Miraba la hoja. De vez en cuando, se tocaba el pelo y pasaba
una mano por su cabeza, se acariciaba a
sí misma y se pasaba su pequeña melena por detrás de la oreja. Mientras tanto,
miraba la hoja. El folio en blanco seguía frente a ella. Sus ojos parecían
escrutarla. La hoja, a su vez, parecía querer decirle algo que ella no
alcanzaba a asimilar, tal vez por no entenderle, tal vez por no querer oír.
Ella insistía. Ella miraba la hoja.
De vez en cuando, sacaba un reloj roto de su bolsillo y
escrudiñaba una hora congelada. Las tres y cuarto era su hora y siempre lo
sería. Ella no tenía horas, tan sólo una: las tres y cuarto dirigía los pasos
intranquilos de su vida. Un vaso de agua descansaba en la mesa. Junto a él, una
barra de carmín roja y, un poco más allá, una vieja foto arrugada. En la
fotografía, alguien no tenía rostro. Era tan solo una espalda, un pelo
alborotado y castaño; era alguien mirando un secreto ignoto. Lo que la persona
de la foto miraba nadie más volvería a verlo.

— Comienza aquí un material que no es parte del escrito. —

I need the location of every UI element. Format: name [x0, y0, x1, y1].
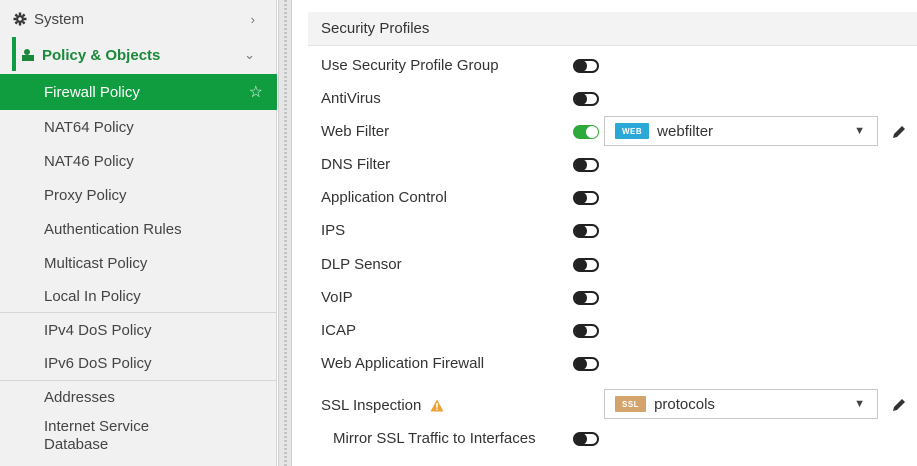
sidebar-item-authentication-rules[interactable]: Authentication Rules [0, 212, 277, 246]
ssl-inspection-select-value: protocols [654, 395, 715, 413]
label-ips: IPS [321, 222, 346, 239]
section-title: Security Profiles [321, 20, 430, 37]
policy-objects-icon [20, 47, 36, 63]
label-dlp-sensor: DLP Sensor [321, 256, 402, 273]
star-icon[interactable]: ☆ [249, 82, 263, 102]
label-web-filter: Web Filter [321, 123, 390, 140]
sidebar-item-nat64-policy[interactable]: NAT64 Policy [0, 110, 277, 144]
sidebar-item-policy-objects[interactable]: Policy & Objects ⌄ [0, 38, 277, 72]
sidebar-item-label-line1: Internet Service [44, 418, 150, 435]
toggle-mirror-ssl-traffic[interactable] [573, 432, 599, 446]
sidebar-item-local-in-policy[interactable]: Local In Policy [0, 280, 277, 312]
label-application-control: Application Control [321, 189, 447, 206]
sidebar-nav: System › Policy & Objects ⌄ Firewall Pol… [0, 0, 277, 466]
sidebar-item-addresses[interactable]: Addresses [0, 381, 277, 413]
sidebar-item-label: Policy & Objects [42, 46, 161, 64]
sidebar-item-multicast-policy[interactable]: Multicast Policy [0, 246, 277, 280]
sidebar-item-firewall-policy[interactable]: Firewall Policy ☆ [0, 74, 277, 110]
warning-icon [430, 399, 444, 412]
toggle-dns-filter[interactable] [573, 158, 599, 172]
web-filter-profile-select[interactable]: WEB webfilter ▼ [604, 116, 878, 146]
chevron-right-icon: › [250, 11, 255, 27]
web-filter-select-value: webfilter [657, 122, 714, 140]
sidebar-item-ipv6-dos-policy[interactable]: IPv6 DoS Policy [0, 347, 277, 379]
sidebar-item-proxy-policy[interactable]: Proxy Policy [0, 178, 277, 212]
label-dns-filter: DNS Filter [321, 156, 391, 173]
toggle-antivirus[interactable] [573, 92, 599, 106]
ssl-inspection-profile-select[interactable]: SSL protocols ▼ [604, 389, 878, 419]
toggle-web-filter[interactable] [573, 125, 599, 139]
sidebar-item-nat46-policy[interactable]: NAT46 Policy [0, 144, 277, 178]
edit-pencil-icon[interactable] [890, 123, 908, 141]
edit-pencil-icon[interactable] [890, 396, 908, 414]
toggle-voip[interactable] [573, 291, 599, 305]
label-web-application-firewall: Web Application Firewall [321, 355, 485, 372]
sidebar-item-label: NAT46 Policy [44, 152, 134, 170]
label-mirror-ssl-traffic: Mirror SSL Traffic to Interfaces [333, 430, 536, 447]
sidebar-item-label: Addresses [44, 388, 115, 406]
sidebar-item-label: IPv4 DoS Policy [44, 321, 152, 339]
sidebar-item-label: Firewall Policy [44, 83, 140, 101]
sidebar-item-label-line2: Database [44, 436, 109, 453]
ssl-tag-badge: SSL [615, 396, 647, 412]
sidebar-item-label: IPv6 DoS Policy [44, 354, 152, 372]
label-antivirus: AntiVirus [321, 90, 381, 107]
sidebar-item-ipv4-dos-policy[interactable]: IPv4 DoS Policy [0, 313, 277, 347]
toggle-application-control[interactable] [573, 191, 599, 205]
label-icap: ICAP [321, 322, 357, 339]
web-tag-badge: WEB [615, 123, 650, 139]
chevron-down-icon: ⌄ [244, 47, 255, 62]
toggle-web-application-firewall[interactable] [573, 357, 599, 371]
sidebar-resize-handle[interactable] [278, 0, 292, 466]
toggle-use-security-profile-group[interactable] [573, 59, 599, 73]
sidebar-item-label: Authentication Rules [44, 220, 182, 238]
section-header-security-profiles: Security Profiles [308, 12, 917, 46]
caret-down-icon: ▼ [854, 125, 865, 137]
resize-grip [284, 0, 287, 466]
toggle-icap[interactable] [573, 324, 599, 338]
sidebar-item-label: Multicast Policy [44, 254, 148, 272]
gear-icon [12, 11, 28, 27]
ssl-inspection-label-text: SSL Inspection [321, 397, 422, 414]
toggle-ips[interactable] [573, 224, 599, 238]
caret-down-icon: ▼ [854, 398, 865, 410]
label-ssl-inspection: SSL Inspection [321, 397, 444, 414]
firewall-policy-editor: System › Policy & Objects ⌄ Firewall Pol… [0, 0, 917, 466]
sidebar-item-label: System [34, 10, 85, 28]
sidebar-item-label: Local In Policy [44, 287, 141, 305]
sidebar-item-label: Proxy Policy [44, 186, 127, 204]
sidebar-item-system[interactable]: System › [0, 4, 277, 34]
sidebar-item-label: NAT64 Policy [44, 118, 134, 136]
label-voip: VoIP [321, 289, 353, 306]
toggle-dlp-sensor[interactable] [573, 258, 599, 272]
sidebar-item-internet-service-database[interactable]: Internet Service Database [0, 418, 277, 464]
label-use-security-profile-group: Use Security Profile Group [321, 57, 499, 74]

Ella, consciente de ello, se preguntaba por su nombre, y por
qué aún no lo había encontrado. Volvía a colocarse el pelo detrás de las
orejas, volvía a acariciarlo. Volvía a fijar la vista en el espacio en blanco del
folio, blanco como el verdadero abismo de su propio espacio; sólo para
escudriñarlo, tratarlo con cuidado y a veces con dureza, para domesticarlo. El
flequillo, a menudo, conseguía molestar su vista y ella soplaba. Al remover el
aire, no sólo removía la molestia de sus cabellos castaños, a veces dorados con
el sol, también removía sus fantasmas, una molestia mayor. Zurciendo una
sonrisa, tiñendo sus labios rojos de un hálito, parecía removerse ella misma.
El trajín de una terraza, un día cualquiera, no la perturbaba.
El camarero pasaba una y otra vez delante de su mesa; la miraba con ojos
insidiosos, interrogantes a veces. Se preguntaría lo evidente: ese por qué tan socorrido. Lo más probable
es que él se fuera, más tarde a su casa, con el final de un día de propinas
míseras, y ahí escudriñara a su vez un folio en blanco. En ese mismo instante,
ella, con fortuna, ya habría aprendido a escucharle.
Sus ojos seguían fijos. Su exterior iluminaba su rostro con
un resplandor leve en el cutis, ignorante por completo de la convulsión, la
tormenta, las nubes negras que precipitaban una lluvia que sabía a lágrima. La
tranquilidad aparente ocultaba un caos invisible. Pero, ¿cómo aprender a
apaciguar la tormenta si esa tormenta aún no había sido definida? ¿Cómo saber
si ella misma había sido definida? Esa era su vida y su esquema: la huida y al
mismo tiempo la búsqueda de una definición, por muy aparente, por muy
superficial que fuera. Ella, quizás, buscaba en esa hoja sin letras algo que la
definiera, sin impresiones tipográficas y sin palabras. Ella sabía que la hoja escondía
ese secreto que pondría el punto final y el punto de partida. Por esa y otras
razones que ni siquiera entendía, ella miraba la hoja.